The two areas in the use of technology I think will be most important in the next year or so are how information is used in health centers and health information exchange (HIE). I’d like to preview these trends here, as they will be the focus of the columns I’ll write over the next several months.

Information use in health centers
Health centers generate substantial amounts of information, and both the use of existing technology and the adoption of new technology will lead to increases in the sheer volume of information. The challenge is handling the amount of information in circulation, and using it effectively as it is generated by various systems and applications. For example, patient demographic and billing information is generated and managed by practice management systems. Clinical and billing information is generated and managed by EHR systems. Financial and business logistics information is generated and managed by accounting and general ledger systems.
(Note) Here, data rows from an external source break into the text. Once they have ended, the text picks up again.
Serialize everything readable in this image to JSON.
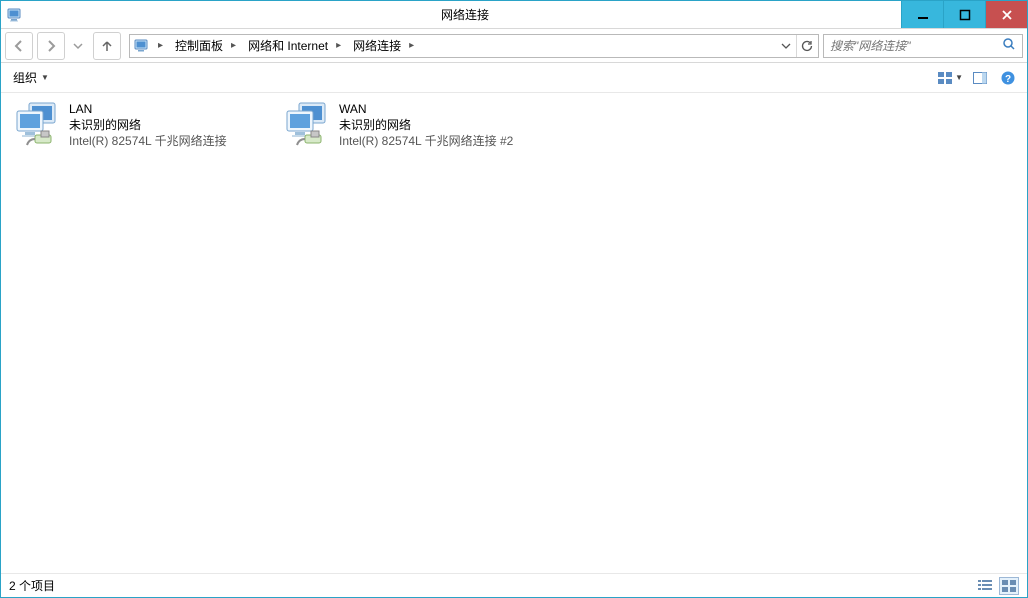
{
  "window": {
    "title": "网络连接"
  },
  "breadcrumbs": [
    "控制面板",
    "网络和 Internet",
    "网络连接"
  ],
  "search": {
    "placeholder": "搜索\"网络连接\""
  },
  "toolbar": {
    "organize": "组织"
  },
  "items": [
    {
      "name": "LAN",
      "status": "未识别的网络",
      "hw": "Intel(R) 82574L 千兆网络连接"
    },
    {
      "name": "WAN",
      "status": "未识别的网络",
      "hw": "Intel(R) 82574L 千兆网络连接 #2"
    }
  ],
  "status": {
    "count_text": "2 个项目"
  }
}
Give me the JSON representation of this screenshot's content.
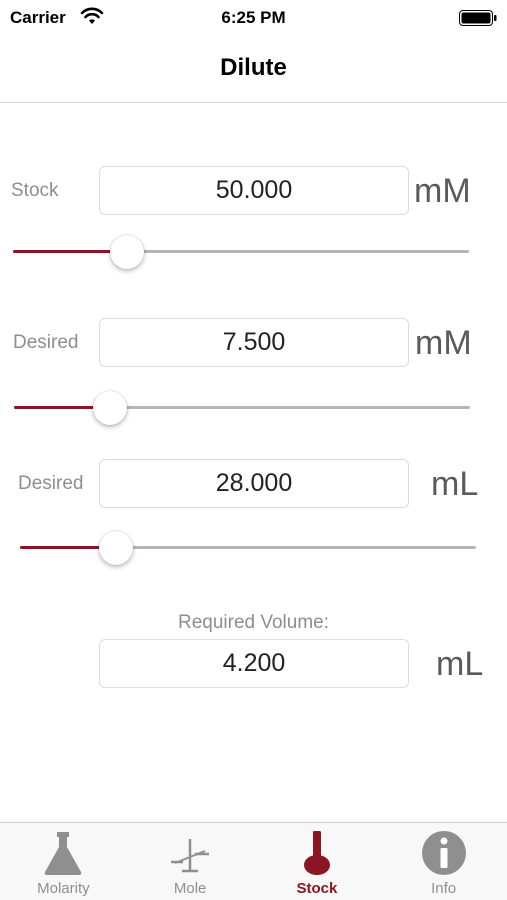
{
  "status_bar": {
    "carrier": "Carrier",
    "time": "6:25 PM"
  },
  "nav": {
    "title": "Dilute"
  },
  "stock": {
    "label": "Stock",
    "value": "50.000",
    "unit": "mM",
    "slider_fraction": 0.25
  },
  "desired_concentration": {
    "label": "Desired",
    "value": "7.500",
    "unit": "mM",
    "slider_fraction": 0.21
  },
  "desired_volume": {
    "label": "Desired",
    "value": "28.000",
    "unit": "mL",
    "slider_fraction": 0.21
  },
  "result": {
    "label": "Required Volume:",
    "value": "4.200",
    "unit": "mL"
  },
  "tabs": [
    {
      "label": "Molarity",
      "icon": "flask-icon",
      "active": false
    },
    {
      "label": "Mole",
      "icon": "scale-icon",
      "active": false
    },
    {
      "label": "Stock",
      "icon": "volumetric-flask-icon",
      "active": true
    },
    {
      "label": "Info",
      "icon": "info-icon",
      "active": false
    }
  ],
  "colors": {
    "accent": "#8a1624",
    "inactive": "#8f8f8f",
    "track": "#b5b5b5"
  }
}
Sometimes it’s easy to get caught up in the production of information and the details of all the software that generates it. The reason we deal with these details and produce this information, though, is not that the technology is an end in itself, but that it is a means to an end. Aligning technology with the goals of your health center allows you to look beyond specific pieces of data for new combinations and new uses of data, as well as new sources of data that will help you meet your goals The goal is to both increase the efficiency of our business operations, and more importantly, to improve clinical outcomes for our patients. If we keep these goals in mind, we can begin to see how to use this technology and the information it produces effectively and productively. Exploring the productive use of this information will be a major focus in future columns.

Health information exchange
Local and regional exchange of health information is a current focus of organizations from the federal and state levels all the way down to individual health centers. The reason for this focus is not, as it sometimes appears, technology for its own sake, but the very real possibility that such information sharing will greatly improve access to health care and clinical outcomes for a broad range of people – especially for underserved and at risk populations.

HIE is a difficult technical problem, but experience has shown that the key issues related to HIE are not technical but rather social and cultural issues such as legal liability, privacy and security, and the tendency of organizations to resist or delay sharing of information that is considered proprietary or strategic to them. I’ve been involved in some of the most visible HIE efforts – both successes and failures – in the last decade, and I’ll try to present the context as well as technical and non-technical issues of HIE for health centers in a series of future columns.

Well, there it is – a look back over the past year and a look forward to the trends in technology and its use that will, in my humble opinion, be important for health centers in the next year. As always, the Foundation will keep its finger on the pulse of technology evolution and will report to you on new and ongoing issues and events. Keep on reading, and I hope to see you IRW (in the real world).

David Hartzband, D.Sc., is Director for Technology Research at the RCHN Community Health Foundation and a Research Scholar in technology and organizations in the Engineering Systems Division at the Massachusetts Institute of Technology.